Ребенок отменяется, объяснили мне, как авиарейс или подгоревший пирог. Лишь много лет спустя по каким-то обрывочным фразам мне удалось восстановить реальную картину обмотавшейся пуповины и разорванной плоти.
У матери была клиническая смерть, и ее чудом вернули к жизни. Ей пришлось сделать полное выскабливание. Новорожденная девочка скончалась сразу, успев лишь один-единственный раз пискнуть под флюоресцентными лампами родильного отделения.
По-видимому, у отца просто не было сил сообщить мне эту новость, и он предоставил это мисс Хайдеггер. Когда она положила трубку, ее лицо выражало такое смятение, с каким, наверное, приветствуют саму смерть. Я понял, что произошло что-то ужасное.
— Бедные вы, бедные, — пробормотала она, — бедный мальчик.
Случившееся, хотя я так и не понял, что именно случилось, явно давало повод для скорби. Но несмотря на все мои старания почувствовать себя несчастным, я, напротив, ощущал воодушевление и чуть ли не радовался возможности хорошо себя проявить в непростой ситуации.

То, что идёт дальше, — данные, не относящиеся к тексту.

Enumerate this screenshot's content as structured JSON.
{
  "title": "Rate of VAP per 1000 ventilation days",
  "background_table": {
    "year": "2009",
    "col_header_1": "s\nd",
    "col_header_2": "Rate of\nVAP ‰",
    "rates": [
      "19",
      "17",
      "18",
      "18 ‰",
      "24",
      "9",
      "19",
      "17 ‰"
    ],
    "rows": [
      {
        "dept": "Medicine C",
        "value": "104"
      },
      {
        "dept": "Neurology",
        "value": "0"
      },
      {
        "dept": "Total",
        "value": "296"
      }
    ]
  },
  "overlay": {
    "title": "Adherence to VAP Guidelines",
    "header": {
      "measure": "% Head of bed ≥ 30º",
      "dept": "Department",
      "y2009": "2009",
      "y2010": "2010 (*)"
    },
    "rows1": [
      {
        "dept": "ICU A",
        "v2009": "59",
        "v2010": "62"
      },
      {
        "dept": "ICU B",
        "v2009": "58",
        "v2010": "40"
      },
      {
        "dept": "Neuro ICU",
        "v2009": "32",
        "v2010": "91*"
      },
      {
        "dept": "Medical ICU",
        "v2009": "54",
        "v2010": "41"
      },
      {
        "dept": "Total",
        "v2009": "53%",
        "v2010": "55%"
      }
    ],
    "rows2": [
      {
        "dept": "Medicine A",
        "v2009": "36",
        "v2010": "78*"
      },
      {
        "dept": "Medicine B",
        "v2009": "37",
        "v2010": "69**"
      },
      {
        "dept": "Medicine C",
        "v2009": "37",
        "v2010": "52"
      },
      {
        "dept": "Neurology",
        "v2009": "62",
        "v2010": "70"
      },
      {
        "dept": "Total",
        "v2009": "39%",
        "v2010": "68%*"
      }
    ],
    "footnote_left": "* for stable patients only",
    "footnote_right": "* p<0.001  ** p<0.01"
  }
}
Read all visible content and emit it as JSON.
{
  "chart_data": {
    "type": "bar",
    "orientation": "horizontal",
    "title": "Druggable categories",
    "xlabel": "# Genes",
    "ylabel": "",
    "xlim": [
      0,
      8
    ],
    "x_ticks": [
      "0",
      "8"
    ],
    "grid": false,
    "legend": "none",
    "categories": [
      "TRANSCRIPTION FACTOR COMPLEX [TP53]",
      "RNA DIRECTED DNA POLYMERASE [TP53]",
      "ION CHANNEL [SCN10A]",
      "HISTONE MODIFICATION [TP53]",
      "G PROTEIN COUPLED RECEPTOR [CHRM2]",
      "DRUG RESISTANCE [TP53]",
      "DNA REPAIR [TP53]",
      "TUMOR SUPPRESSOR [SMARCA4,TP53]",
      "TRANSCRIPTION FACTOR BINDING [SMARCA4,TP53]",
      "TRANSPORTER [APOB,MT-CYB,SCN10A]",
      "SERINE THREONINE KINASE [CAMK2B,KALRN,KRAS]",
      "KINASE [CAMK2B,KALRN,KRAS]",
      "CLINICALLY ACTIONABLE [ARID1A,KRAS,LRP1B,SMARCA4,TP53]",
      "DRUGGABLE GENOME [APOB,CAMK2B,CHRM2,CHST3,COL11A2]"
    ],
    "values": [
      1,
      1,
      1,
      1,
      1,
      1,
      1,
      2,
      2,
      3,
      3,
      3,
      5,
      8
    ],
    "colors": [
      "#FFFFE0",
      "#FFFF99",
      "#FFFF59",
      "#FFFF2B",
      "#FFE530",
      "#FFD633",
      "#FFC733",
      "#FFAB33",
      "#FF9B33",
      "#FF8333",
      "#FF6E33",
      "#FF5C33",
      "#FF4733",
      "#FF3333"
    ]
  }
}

— Ты только не пугайся, детка! — сказала старушка влажным голосом с призвуком подлинного ужаса. В горле у нее что-то булькало. Поколебавшись, я повел ее к стулу, и — к моему удивлению — она послушно пошла за мной. Сбегав на кухню, я принес ей стакан воды — ничего более подходящего к случаю я придумать не мог.
— Ты только не пугайся, я побуду с тобой, — повторила она, когда я положил на стол подставку для стакана. Она попробовала затянуть меня к себе на колени, но у меня не было ни малейшей охоты там сидеть. Я остался стоять у ее ног. Она погладила меня по волосам, а я дотронулся до ее острого узловатого колена, обтянутого фланелью.